De fato, o relatório de referência dos especialistas climáticos da ONU (IPCC) de 2018 afirma claramente que para não superar um aquecimento de 1,5º C seria preciso reduzir as emissões em quase 50% em 2030.

Nos últimos anos, já se multiplicaram os eventos climáticos extremos relacionados com o aquecimento, como inundações, secas e incêndios devastadores.

– UE e China, líderes –

Para os defensores do clima, também há mensagens de esperança, como o recente compromisso da China de alcançar a neutralidade de carbono em 2060 e a proposta da Comissão Europeia de elevar a meta da UE de redução de emissões de 40% a 55% em 2030 com relação a 1990.

“Os passos dados pela China e pela UE mostram que o resto do mundo não permitirá” que Trump “destrua o clima e prejudique as populações”, avalia Mohamed Adow, do “think tank” Power Shift Africa.

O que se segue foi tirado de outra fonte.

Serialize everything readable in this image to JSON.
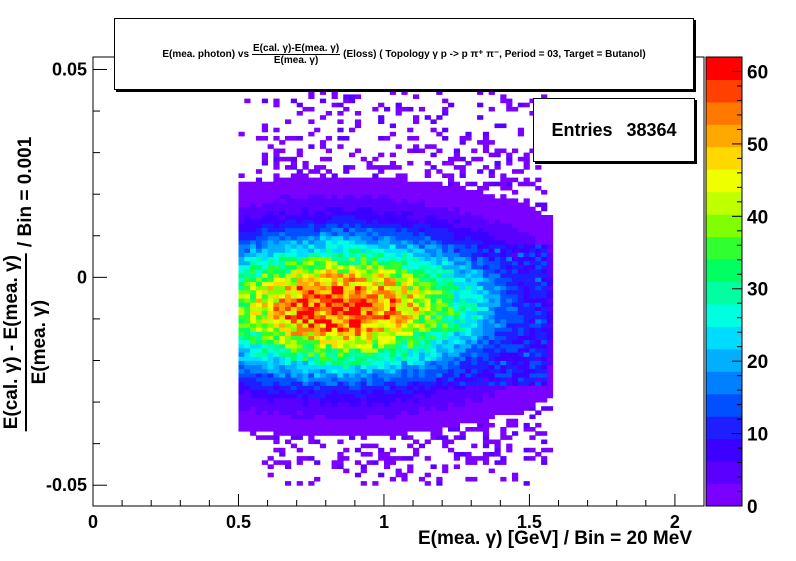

Apesar de tudo, “os desafios ambientais nunca foram tão relevantes” como nestas eleições, assegura Adow, que confia que uma futura presidência de Biden relançaria e reforçaria os compromissos de Obama.

Biden se comprometeu a retornar ao Acordo de Paris e alcançar a neutralidade de carbono em 2050, colocando sobre a mesa um plano de 2 bilhões de dólares em quatro anos a favor, sobretudo, das energias limpas e de infraestruturas pouco contaminantes.

Mas sua aplicação não dependeria apenas do presidente, mas de sua “capacidade de fazer aprovar uma lei” e, portanto, de uma vitória dos democratas no Senado, de maioria republicana, explica Tubiana.

Caso contrário, “me preocupa que o resto do mundo não leve suficientemente a sério as obrigações de reduzir as emissões a tempo de evitar os piores impactos das mudanças climáticas”, segundo Mann.